Tribunal judiciaire de commerce de Saint-Etienne, le 8 octobre 2025, n°2025F01368

Le Tribunal judiciaire, statuant en matière commerciale, rend une décision relative à la clôture d’une liquidation judiciaire. Le liquidateur expose que les opérations sont toujours en cours. Le tribunal examine donc la possibilité de prononcer cette clôture pour insuffisance d’actif. Il applique les articles L 643-9 et L 644-5 du Code de commerce. La solution retenue consiste à proroger l’examen de la clôture pour une durée de trois mois.

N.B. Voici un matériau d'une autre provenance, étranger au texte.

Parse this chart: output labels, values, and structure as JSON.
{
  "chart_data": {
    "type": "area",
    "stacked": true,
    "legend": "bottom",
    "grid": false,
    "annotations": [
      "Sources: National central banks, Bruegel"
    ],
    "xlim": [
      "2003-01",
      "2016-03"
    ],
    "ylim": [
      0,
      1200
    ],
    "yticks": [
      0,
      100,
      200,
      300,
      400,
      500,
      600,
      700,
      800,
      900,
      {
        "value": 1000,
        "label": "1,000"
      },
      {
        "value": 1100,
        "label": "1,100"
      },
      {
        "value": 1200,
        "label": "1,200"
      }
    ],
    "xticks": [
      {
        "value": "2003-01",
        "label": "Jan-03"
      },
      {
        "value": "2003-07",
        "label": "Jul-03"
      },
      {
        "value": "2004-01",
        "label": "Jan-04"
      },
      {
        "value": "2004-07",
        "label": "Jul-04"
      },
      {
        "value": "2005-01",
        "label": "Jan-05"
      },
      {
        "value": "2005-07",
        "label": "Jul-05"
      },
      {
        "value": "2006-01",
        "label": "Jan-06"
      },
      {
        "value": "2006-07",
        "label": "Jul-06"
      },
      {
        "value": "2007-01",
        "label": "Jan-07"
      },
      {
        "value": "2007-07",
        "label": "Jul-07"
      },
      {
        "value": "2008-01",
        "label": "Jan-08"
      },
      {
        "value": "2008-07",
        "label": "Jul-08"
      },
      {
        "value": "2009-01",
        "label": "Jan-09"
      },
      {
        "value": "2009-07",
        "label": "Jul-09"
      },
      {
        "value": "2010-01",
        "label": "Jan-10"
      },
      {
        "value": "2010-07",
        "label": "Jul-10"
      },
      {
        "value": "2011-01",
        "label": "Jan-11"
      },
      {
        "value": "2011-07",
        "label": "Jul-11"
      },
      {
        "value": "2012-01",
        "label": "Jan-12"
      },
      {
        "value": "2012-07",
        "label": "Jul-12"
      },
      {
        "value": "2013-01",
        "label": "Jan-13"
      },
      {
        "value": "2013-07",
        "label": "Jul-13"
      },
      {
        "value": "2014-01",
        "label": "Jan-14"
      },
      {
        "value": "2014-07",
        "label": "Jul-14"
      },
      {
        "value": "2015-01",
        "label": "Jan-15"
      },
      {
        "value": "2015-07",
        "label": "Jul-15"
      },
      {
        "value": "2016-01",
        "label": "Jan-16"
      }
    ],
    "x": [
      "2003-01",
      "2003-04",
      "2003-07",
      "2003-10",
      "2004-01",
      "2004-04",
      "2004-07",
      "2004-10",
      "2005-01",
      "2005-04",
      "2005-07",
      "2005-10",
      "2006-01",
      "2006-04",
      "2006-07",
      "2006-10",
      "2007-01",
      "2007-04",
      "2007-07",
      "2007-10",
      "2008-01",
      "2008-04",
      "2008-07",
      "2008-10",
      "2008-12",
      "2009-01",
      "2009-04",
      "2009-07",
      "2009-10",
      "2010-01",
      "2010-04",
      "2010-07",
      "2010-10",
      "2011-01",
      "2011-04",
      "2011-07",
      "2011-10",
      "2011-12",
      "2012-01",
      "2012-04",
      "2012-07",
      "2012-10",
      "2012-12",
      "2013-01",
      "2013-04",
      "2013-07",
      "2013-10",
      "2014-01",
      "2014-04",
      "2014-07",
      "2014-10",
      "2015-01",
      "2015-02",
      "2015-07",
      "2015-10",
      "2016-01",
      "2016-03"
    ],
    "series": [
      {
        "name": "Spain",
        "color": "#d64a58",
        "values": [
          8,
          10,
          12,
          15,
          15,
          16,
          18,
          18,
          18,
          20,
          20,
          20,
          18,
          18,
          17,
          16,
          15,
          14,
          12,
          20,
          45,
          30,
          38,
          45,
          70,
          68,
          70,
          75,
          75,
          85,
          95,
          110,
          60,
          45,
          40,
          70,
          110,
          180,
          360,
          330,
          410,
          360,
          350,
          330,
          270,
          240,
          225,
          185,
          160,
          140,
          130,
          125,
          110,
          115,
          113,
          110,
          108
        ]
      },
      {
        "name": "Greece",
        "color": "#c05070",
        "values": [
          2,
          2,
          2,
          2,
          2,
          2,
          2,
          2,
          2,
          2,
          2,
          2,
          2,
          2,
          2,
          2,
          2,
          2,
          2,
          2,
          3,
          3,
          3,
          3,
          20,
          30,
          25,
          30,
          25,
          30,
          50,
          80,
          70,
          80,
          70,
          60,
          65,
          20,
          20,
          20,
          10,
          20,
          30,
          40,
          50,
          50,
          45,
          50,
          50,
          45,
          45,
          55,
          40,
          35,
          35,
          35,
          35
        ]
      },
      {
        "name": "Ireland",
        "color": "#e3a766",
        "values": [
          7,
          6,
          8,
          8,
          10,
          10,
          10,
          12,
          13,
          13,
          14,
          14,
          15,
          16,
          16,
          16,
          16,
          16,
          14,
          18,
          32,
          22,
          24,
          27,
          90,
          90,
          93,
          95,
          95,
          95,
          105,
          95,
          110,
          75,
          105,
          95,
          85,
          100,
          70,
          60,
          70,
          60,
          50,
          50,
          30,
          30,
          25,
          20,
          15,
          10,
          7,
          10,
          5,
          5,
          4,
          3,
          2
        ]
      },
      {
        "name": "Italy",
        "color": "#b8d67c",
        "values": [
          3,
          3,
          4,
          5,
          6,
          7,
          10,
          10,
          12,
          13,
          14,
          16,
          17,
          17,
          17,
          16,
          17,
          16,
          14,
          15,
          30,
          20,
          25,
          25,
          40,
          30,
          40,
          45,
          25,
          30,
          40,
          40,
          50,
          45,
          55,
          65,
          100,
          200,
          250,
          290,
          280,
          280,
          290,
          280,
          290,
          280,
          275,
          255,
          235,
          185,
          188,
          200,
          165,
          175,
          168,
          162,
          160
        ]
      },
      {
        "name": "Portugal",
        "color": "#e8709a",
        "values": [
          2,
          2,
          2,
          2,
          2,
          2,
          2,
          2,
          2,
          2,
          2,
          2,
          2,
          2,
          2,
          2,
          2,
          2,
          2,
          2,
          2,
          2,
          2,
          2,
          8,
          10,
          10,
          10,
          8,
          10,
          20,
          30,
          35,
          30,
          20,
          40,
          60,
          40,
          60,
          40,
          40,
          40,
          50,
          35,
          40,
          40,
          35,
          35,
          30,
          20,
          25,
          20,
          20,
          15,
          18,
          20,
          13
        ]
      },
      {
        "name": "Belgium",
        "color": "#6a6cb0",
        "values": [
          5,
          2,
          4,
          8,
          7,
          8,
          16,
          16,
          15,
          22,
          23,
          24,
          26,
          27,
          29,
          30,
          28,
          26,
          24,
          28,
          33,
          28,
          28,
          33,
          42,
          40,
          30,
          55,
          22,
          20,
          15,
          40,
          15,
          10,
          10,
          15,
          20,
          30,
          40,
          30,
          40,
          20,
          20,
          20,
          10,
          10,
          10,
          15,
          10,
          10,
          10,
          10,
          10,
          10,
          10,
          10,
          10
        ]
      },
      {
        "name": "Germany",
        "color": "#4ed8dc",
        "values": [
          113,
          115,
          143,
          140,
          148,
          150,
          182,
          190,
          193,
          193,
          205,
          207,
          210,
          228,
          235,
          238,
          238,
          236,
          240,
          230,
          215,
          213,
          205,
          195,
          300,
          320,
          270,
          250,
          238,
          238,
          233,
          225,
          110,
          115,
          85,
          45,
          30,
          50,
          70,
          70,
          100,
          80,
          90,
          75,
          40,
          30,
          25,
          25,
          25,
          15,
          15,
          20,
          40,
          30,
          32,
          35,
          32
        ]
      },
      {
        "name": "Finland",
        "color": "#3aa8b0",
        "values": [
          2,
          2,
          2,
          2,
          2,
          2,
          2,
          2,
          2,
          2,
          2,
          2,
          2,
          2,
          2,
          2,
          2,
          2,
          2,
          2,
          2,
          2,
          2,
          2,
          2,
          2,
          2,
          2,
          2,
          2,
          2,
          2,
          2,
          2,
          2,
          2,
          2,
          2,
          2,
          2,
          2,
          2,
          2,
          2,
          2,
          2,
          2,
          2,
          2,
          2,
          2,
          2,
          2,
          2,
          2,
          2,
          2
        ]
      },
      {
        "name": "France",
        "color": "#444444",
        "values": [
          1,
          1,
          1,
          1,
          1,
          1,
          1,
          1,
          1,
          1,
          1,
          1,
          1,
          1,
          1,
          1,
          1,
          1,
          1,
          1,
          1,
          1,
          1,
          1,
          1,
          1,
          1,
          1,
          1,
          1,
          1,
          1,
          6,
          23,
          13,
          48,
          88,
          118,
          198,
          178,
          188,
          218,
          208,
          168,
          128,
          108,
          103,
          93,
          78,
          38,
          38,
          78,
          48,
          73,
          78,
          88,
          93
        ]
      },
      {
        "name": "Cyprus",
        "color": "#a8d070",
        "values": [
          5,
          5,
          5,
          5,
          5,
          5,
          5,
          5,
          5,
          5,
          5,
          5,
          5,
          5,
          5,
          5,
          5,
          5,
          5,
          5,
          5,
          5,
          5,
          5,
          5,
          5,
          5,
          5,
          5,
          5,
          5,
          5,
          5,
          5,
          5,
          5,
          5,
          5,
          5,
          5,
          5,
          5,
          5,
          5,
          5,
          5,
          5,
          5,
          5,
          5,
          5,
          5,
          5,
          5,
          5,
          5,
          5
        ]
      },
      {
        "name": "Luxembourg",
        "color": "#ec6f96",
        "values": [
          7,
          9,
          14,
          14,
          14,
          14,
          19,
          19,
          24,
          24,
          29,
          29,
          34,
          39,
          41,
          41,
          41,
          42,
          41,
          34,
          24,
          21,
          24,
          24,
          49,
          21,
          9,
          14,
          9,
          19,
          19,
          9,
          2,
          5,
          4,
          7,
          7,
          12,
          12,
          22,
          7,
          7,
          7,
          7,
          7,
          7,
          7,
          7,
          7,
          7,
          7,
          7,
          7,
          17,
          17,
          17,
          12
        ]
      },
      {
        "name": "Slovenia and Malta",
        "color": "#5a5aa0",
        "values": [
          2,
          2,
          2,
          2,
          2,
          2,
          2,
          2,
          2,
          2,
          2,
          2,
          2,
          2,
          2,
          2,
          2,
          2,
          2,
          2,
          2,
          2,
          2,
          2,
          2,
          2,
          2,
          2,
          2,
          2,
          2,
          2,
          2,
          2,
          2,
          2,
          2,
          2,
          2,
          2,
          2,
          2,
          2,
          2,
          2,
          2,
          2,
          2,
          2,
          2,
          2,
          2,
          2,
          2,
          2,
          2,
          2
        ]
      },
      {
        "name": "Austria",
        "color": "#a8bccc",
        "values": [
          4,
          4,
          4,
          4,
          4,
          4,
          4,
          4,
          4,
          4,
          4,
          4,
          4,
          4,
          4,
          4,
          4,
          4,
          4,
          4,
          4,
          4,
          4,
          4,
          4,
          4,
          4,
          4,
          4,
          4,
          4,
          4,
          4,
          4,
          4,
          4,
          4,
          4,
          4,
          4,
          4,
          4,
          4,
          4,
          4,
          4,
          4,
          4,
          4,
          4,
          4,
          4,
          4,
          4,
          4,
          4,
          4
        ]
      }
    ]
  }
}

Le rejet de la clôture immédiate pour insuffisance d’actif

Le tribunal constate l’impossibilité de clore la procédure à ce stade. Le liquidateur judiciaire expose que les opérations de liquidation judiciaire sont toujours en cours. Cette situation empêche le juge de prononcer une clôture définitive. Le tribunal dit qu’il n’y a pas lieu de prononcer la clôture pour insuffisance d’actif. Cette décision s’appuie sur l’article L 643-9 du code de commerce. La portée de ce refus est de maintenir la procédure active. Elle permet la poursuite des opérations nécessaires à la liquidation des biens. Cette analyse rejoint une jurisprudence constante sur le sujet. Un tribunal a déjà jugé qu’une clôture pour insuffisance d’actif requiert l’achèvement des opérations. « Attendu qu’il ressort du dossier que les opérations de liquidation judiciaire se trouvent arrêtées par suite d’insuffisance d’actif » (Tribunal judiciaire de Metz, le 3 février 2025, n°17/00106). La présente décision se distingue car les opérations ne sont pas arrêtées.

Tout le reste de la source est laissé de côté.